I mean when he left to be Bush 1's speechwriter, I wasn't surprised -- he was a Republican, after all. But when he eventually ended up at Fox News, it was a weirder, because when we were debating over lunch in the Times' cafeteria, he seemed closer to the center than the other Conservatives I knew.
I never was able to comfortably reconcile the Tony Snow I knew with the man who was a Fox commentator or later, the mouthpiece for an administration whose policies led to the death and injury of so many young Americans and countless more Iraqis.
And it's even more complicated than that. I was working for the Times when I was diagnosed with lung cancer. I think Tony had left by that time but he somehow found out and contacted me. Believe me, when you're young and you have Cancer, it's not easy for some people and I had many friends who couldn't reach out to me, for whatever reason.

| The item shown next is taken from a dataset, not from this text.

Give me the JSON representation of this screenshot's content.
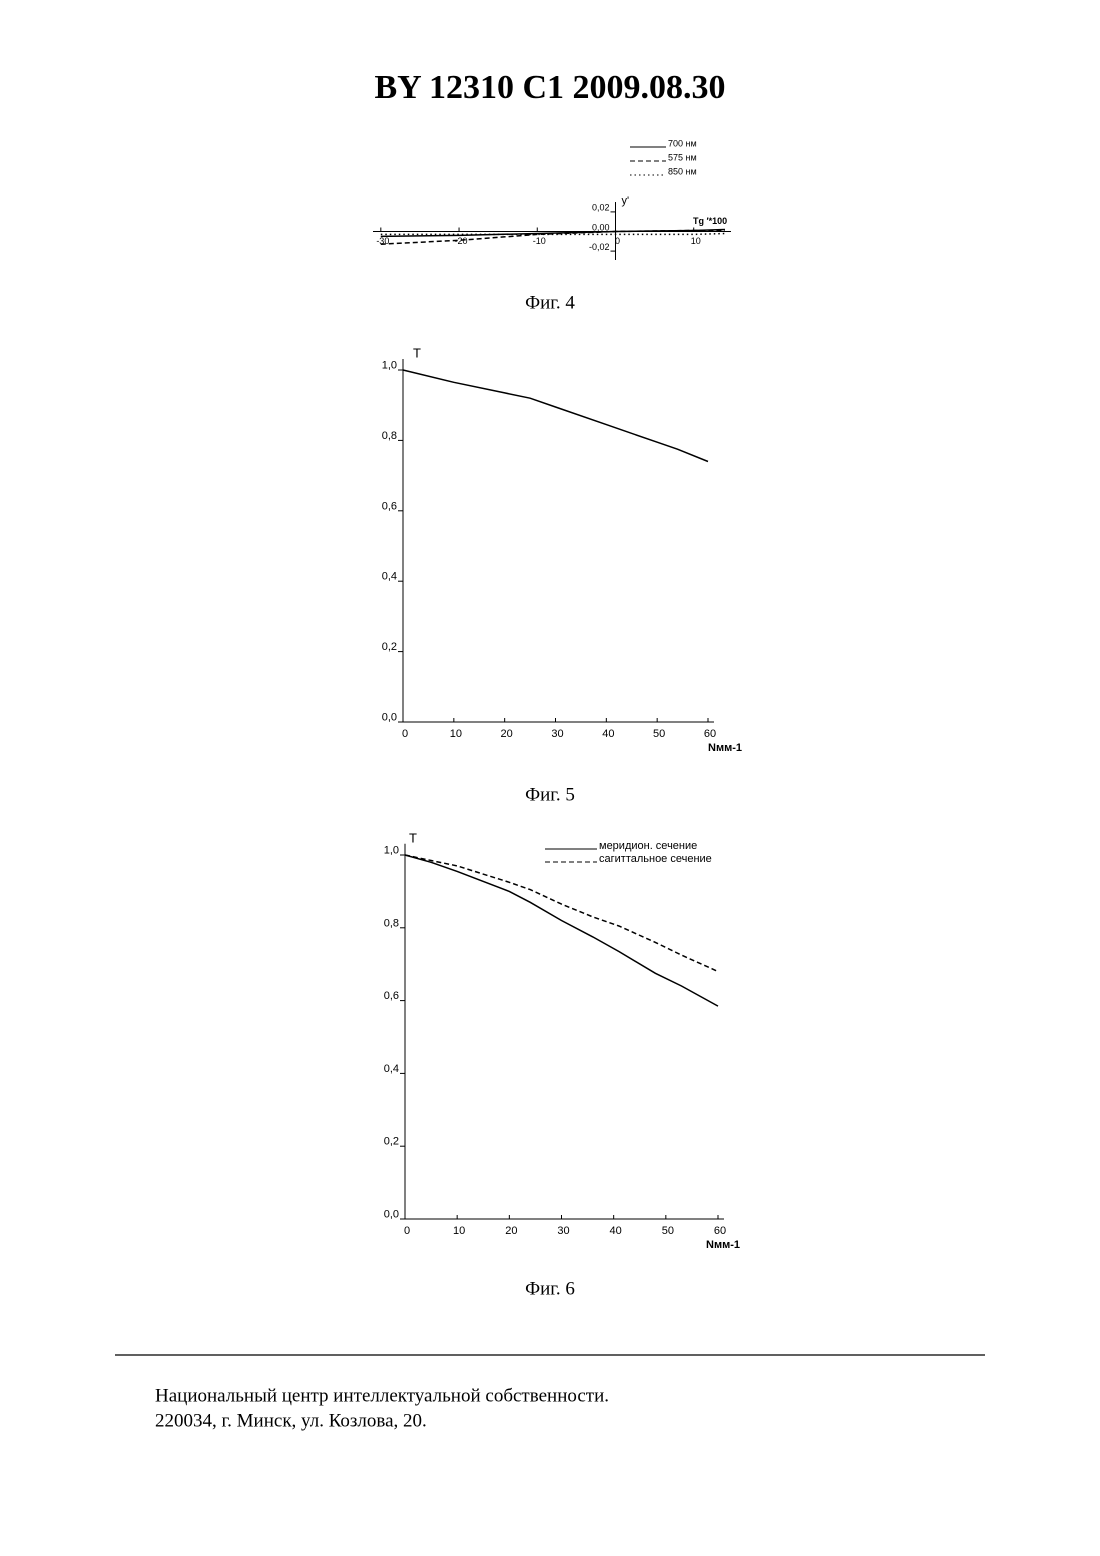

I've come to believe it's hard for some people to be forced to consider their own mortality. But Tony knew about Cancer and his words that day were backed up by the authenticity of having gone through the darkness and come out of it. We were connected by it and he knew this long before I did.
So, I can't say Tony was a bad guy. And yes, his support of Bush at a time when it was pretty damn apparent to even the True Believers that the war and everything that came out of it was a royal fuck up, a cost measured in blood and human lives, is going to be part of his legacy. So I can't say he was a great man, either.
That he was there for me, and others, that he loved his family and was good to them, that he was a good and decent friend to folks on both sides of the political aisle, is also part of what he leaves behind, and it's that part I'll choose to remember about him.